A business that faces repossession, foreclosure, garnishment or levy of a major and necessary asset, may want to discuss their situation with a business bankruptcy attorney as quickly as possible. Major rights can be lost very quickly if creditors are ready to take action and they often do so without warning, intentionally. So, once a debtor is in default with a creditor or creditors, they should seek the guidance of an attorney with respect to which debts to prioritize, when to discontinue lending money to the business, the optimum time to file a bankruptcy. These are all items that should be discussed with a bankruptcy attorney to maximize the options available in a Chapter 11 case. They can also prevent problems that are created when principals are paying themselves instead of creditors or their accountant is treating all or some of the money they pay themselves or take out of the business as “loan repayments” instead of income.
Personal Business Bankruptcy
Many individuals whose business ends up in bankruptcy often have the financial problems affect them personally. Creditors will hold the principals responsible for debts when possible by contract or law. They know that this provides them with additional leverage in most instances with their debtors. It means that the creditor can pursue the personal assets of the principals, in addition to the assets of the business. This means that the principals may be forced to file a bankruptcy case of their own. In the situation where the business is to continue, the principals would likely need to file Chapter 13 or Chapter 11 cases, as opposed to Chapter 7 cases. Debtors who operate their businesses as sole proprietors will also likely be required to file a Chapter 13 or Chapter 11 Case to resolve business debt issues.

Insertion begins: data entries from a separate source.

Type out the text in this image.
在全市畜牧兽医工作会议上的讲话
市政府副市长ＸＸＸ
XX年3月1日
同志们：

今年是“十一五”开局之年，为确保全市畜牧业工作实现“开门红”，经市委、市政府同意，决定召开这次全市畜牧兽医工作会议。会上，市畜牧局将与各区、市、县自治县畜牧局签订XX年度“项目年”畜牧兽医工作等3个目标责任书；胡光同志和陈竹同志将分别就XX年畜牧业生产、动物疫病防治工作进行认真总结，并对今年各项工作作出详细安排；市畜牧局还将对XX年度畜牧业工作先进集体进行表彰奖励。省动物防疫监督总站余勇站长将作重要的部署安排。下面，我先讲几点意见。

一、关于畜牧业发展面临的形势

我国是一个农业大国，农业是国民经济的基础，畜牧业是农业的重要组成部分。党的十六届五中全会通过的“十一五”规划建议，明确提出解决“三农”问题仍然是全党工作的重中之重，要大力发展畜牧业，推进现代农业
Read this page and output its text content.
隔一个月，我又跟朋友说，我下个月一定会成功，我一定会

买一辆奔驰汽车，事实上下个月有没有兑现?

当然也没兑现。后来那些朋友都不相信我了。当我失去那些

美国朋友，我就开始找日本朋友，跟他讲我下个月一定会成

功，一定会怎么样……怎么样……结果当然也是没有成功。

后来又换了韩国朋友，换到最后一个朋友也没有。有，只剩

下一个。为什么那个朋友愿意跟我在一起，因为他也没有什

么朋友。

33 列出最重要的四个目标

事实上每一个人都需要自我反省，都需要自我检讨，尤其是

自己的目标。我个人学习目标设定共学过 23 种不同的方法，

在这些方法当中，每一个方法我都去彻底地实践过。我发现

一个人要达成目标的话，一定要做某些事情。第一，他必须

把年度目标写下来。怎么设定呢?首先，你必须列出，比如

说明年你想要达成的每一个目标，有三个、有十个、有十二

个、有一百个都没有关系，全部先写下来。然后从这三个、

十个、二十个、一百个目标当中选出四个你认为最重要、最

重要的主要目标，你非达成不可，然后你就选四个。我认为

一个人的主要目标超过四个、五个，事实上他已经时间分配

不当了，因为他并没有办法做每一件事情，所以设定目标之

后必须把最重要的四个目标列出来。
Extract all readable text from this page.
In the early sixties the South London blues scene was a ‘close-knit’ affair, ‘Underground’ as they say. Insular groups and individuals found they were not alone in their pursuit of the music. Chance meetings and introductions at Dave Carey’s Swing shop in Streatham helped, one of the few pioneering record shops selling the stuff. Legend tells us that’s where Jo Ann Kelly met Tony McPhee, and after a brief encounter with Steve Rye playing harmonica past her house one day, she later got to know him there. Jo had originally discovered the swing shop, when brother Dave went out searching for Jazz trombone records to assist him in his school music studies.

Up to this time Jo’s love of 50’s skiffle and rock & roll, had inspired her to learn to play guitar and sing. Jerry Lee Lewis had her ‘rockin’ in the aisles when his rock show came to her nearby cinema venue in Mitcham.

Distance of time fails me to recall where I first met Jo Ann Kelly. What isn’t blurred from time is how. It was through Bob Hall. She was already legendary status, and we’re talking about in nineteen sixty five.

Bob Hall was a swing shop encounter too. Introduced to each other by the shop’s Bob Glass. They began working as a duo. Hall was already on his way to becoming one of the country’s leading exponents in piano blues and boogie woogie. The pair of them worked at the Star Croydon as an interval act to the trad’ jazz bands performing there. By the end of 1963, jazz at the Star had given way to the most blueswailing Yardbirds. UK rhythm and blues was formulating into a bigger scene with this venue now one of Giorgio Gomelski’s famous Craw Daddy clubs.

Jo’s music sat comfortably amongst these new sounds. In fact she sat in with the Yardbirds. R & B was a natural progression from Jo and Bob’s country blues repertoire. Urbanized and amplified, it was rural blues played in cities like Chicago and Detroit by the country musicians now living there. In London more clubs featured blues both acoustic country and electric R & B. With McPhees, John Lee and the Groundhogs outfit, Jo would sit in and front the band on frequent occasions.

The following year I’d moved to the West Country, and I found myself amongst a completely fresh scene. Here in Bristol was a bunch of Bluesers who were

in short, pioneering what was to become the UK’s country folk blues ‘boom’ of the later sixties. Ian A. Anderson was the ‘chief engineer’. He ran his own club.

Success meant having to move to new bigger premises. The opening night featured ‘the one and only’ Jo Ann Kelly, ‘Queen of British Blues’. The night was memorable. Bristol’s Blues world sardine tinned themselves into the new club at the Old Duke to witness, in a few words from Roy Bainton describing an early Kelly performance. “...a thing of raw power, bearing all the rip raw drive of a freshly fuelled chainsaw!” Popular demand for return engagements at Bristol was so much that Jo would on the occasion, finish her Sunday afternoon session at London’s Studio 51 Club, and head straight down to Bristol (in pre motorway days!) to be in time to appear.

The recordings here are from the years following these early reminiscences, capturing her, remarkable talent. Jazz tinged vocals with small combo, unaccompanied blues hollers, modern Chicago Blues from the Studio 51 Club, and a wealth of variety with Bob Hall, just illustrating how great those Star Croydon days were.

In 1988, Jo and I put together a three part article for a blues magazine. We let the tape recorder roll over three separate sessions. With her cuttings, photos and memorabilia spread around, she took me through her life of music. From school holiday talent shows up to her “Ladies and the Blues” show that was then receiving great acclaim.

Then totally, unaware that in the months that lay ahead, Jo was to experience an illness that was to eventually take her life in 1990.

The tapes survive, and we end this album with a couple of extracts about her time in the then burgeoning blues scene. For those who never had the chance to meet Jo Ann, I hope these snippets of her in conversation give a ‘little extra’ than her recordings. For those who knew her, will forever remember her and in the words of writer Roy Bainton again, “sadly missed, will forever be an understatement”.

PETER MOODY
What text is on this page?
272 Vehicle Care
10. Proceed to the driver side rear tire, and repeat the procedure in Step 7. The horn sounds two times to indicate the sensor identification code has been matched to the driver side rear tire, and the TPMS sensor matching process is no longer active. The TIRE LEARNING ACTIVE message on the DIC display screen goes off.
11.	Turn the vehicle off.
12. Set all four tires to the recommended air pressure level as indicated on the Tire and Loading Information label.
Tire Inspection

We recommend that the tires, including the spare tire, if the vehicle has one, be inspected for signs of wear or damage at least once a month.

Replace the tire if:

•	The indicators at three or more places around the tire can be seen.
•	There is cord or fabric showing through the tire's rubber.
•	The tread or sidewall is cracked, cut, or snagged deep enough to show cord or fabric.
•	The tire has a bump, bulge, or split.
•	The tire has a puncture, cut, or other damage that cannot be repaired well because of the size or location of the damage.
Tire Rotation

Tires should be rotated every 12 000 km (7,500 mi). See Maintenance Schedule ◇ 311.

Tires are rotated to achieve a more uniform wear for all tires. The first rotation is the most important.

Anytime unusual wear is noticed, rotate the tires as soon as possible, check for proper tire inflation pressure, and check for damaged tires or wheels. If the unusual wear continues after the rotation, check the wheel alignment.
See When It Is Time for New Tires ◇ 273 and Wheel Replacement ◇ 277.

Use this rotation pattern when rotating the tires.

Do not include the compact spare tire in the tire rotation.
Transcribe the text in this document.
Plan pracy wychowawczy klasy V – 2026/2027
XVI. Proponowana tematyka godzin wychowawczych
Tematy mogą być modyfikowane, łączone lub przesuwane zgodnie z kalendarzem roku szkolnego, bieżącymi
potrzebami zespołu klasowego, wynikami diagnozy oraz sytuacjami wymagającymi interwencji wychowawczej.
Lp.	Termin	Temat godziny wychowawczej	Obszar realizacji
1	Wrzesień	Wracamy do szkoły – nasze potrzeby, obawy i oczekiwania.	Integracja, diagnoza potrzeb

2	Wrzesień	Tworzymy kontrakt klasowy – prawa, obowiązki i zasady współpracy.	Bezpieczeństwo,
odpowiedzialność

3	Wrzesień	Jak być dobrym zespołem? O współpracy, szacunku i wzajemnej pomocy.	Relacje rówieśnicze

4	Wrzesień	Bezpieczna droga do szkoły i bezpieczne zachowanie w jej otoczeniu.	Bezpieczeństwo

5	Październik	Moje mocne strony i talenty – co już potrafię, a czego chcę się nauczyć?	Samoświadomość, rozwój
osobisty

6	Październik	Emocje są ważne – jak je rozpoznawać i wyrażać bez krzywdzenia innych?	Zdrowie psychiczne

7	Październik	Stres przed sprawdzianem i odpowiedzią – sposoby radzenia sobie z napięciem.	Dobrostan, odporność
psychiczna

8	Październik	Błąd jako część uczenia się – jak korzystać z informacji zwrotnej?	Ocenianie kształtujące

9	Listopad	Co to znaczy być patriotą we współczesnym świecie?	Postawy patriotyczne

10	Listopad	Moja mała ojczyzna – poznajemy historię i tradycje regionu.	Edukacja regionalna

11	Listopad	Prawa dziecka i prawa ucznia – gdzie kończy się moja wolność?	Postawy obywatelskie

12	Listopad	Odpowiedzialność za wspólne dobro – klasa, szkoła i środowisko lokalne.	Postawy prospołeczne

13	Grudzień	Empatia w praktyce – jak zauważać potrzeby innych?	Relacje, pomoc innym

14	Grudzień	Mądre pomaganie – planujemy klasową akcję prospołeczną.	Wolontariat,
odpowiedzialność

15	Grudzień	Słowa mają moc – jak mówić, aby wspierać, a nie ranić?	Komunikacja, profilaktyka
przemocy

The principals of a business that is suffering a downturn should speak with a qualified bankruptcy attorney about both the business and their personal financial situation. The principals of the business may already be aware that they will have some personal liability because they signed personal guarantees. We also often see situations where individuals associated with a business guaranteed a debt without realizing that is what they were doing. For instances, the agreements most companies that will provide a credit card for a small business provide that the individuals guarantee the debt but many individuals sign these agreement unawares. Also, failure to pay taxes such as sales and employment taxes can result in personal responsibility for all or a portion of these debts. Speaking with a qualified lawyer can help business owners understand their responsibilities and the protections available for themselves and their business.